Potrei raccontarvi delle giornate trascorse a giocare a tennis insieme ai miei amici di sempre dove chi sapeva giocare veramente si mescolava a che si improvvisava tennista a garanzia di un divertimento a tratti esilarante, delle estati passate nei campi di beach volley fino a quando faceva buio e la palla non si distingueva più spostandosi nei vari litorali vicini per disputare i tornei, degli anni dell’università in cui ho fatto nuoto iniziando a fare 25 vasche in un’ora e arrivando a nuotarne più di 100 nello stesso arco di tempo perché se non c’era nessun avversario con cui confrontarsi, potevo comunque essere in sfida con me stessa, o di quando, tornata a Scicli, ho preso il patentino da allenatore di minibasket ed ho allenato i bambini di 5 anni… ma preferisco venire ad oggi, alla pagina 45.

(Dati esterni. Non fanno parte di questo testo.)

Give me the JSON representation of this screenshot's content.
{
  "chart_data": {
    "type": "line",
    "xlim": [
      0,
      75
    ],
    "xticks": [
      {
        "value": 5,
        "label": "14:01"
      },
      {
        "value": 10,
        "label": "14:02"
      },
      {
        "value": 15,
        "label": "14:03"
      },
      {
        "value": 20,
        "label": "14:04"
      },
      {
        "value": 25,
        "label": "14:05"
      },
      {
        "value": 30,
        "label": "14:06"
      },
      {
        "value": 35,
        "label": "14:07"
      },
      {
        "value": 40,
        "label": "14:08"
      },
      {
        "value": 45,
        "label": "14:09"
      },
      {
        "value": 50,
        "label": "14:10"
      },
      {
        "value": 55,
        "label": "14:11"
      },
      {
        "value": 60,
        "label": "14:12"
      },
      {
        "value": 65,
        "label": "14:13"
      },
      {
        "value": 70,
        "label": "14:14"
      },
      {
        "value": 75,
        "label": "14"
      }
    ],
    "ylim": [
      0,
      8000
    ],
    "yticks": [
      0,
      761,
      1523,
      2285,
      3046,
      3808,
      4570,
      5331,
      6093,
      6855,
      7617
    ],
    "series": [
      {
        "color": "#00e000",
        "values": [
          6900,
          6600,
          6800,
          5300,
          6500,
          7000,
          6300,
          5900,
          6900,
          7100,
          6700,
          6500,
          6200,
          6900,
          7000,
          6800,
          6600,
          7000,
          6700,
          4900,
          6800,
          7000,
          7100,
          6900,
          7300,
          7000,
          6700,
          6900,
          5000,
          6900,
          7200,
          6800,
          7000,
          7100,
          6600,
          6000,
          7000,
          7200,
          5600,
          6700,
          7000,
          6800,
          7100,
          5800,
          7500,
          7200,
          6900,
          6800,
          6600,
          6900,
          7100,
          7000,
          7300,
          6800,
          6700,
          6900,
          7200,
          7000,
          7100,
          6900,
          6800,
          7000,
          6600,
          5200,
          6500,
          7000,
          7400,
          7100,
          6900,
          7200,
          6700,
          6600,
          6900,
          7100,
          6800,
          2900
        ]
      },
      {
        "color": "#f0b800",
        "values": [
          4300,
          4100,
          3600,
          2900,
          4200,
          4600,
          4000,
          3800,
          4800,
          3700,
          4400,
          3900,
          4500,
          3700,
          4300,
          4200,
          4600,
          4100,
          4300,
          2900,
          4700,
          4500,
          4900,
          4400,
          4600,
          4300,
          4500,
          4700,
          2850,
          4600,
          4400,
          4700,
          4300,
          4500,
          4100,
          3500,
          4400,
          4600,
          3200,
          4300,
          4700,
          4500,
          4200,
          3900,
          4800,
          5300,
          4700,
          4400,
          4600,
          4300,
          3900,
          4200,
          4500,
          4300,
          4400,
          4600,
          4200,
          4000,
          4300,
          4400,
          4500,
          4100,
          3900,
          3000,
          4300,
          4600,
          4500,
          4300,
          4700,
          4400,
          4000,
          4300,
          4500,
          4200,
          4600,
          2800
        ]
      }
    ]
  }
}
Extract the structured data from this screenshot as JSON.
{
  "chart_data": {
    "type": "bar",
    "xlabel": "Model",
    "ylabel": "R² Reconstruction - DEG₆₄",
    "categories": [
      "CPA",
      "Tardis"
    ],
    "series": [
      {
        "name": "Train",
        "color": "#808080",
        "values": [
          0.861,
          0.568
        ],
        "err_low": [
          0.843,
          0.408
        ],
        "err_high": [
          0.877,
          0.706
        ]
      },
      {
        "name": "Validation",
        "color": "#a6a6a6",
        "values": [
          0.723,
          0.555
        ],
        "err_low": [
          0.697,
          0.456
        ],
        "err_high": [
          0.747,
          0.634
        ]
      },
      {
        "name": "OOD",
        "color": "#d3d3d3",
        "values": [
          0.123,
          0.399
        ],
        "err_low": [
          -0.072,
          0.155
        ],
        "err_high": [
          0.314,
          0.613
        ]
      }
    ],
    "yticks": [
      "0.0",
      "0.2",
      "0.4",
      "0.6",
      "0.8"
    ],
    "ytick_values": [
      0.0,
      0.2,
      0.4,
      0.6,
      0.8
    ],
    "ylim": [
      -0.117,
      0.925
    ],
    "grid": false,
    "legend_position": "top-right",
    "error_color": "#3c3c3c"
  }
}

Lo sport continua ancora a piacermi, anzi di più, è un bisogno. E condivido questa passione con mio marito Marco. Il nostro è un amore nato sui banchi di scuola quando avevamo appena 10 anni che ci ha regalato Eva e Francesco, centro delle nostre vite.

Guardo ancora lo sport in tv con mio padre e con i miei figli; lo guardo dal vivo perché vedere i campioni è sempre bello e di ispirazione, ma vedere giocare i miei figli, che mi auguro diventino campioni di vita anche grazie alla grandissima scuola che è lo sport, non ha eguali.

E continuo a praticarlo. Continuo ad adorare la pallacanestro, uno sport di squadra in cui le individualità sono al servizio del gruppo, in cui ci si può appoggiare al compagno, in cui senti l’avversario, è vicino a te e puoi toccarlo, e l’agonismo con lui. Quest’anno mi alleno con mia figlia Eva e altre ragazze, tutte giovanissime. E in questo contesto dove più che in ogni altro dovrei sentirmi vecchia, io mi sento giovane e viva. Ma a parte la pallacanestro, che è il mio primo amore, mi piace spaziare, le rare volte che ne ho l’occasione, perché il mio amore per lo sport non vuole avere confini.

Guardo i miei figli, come si organizzano con lo studio (molte volte arrivano a casa con parte dei compiti già svolti perché approfittano dei momenti liberi che si creano durante le ore scolastiche per portarsi avanti) perché sanno che l’istruzione è sempre al primo posto e che non perderanno giorni di scuola e non avranno giustificazioni per compiti non svolti anche quando sono impegnati in trasferte lontane che si ripetono per giorni; li guardo impegnarsi in tutto quello che fanno e chiedere sempre di aggiungere altri sport senza mai abbandonare quelli che stanno facendo e di cui si sono appassionati sin da subito.

Ripenso ai miei genitori e ai miei fratelli, a me e a Marco da giovani. Guardo i miei figli e se anche so che la scienza ci insegna che le passioni non si trasmettono geneticamente, penso che quando queste passioni ti impregnano, forse qualcosa passa da una generazione all’altra.

Vi auguro di sognare in grande - perché i sogni sono il motore di tutto - e di porvi obiettivi ambiziosi - perché voliate più in alto possibile - ma credetemi, quello che importa non è il traguardo ma il viaggio!

Ed il mio viaggio continua in questa e in ciascuna delle pagine che ancora ho da scrivere!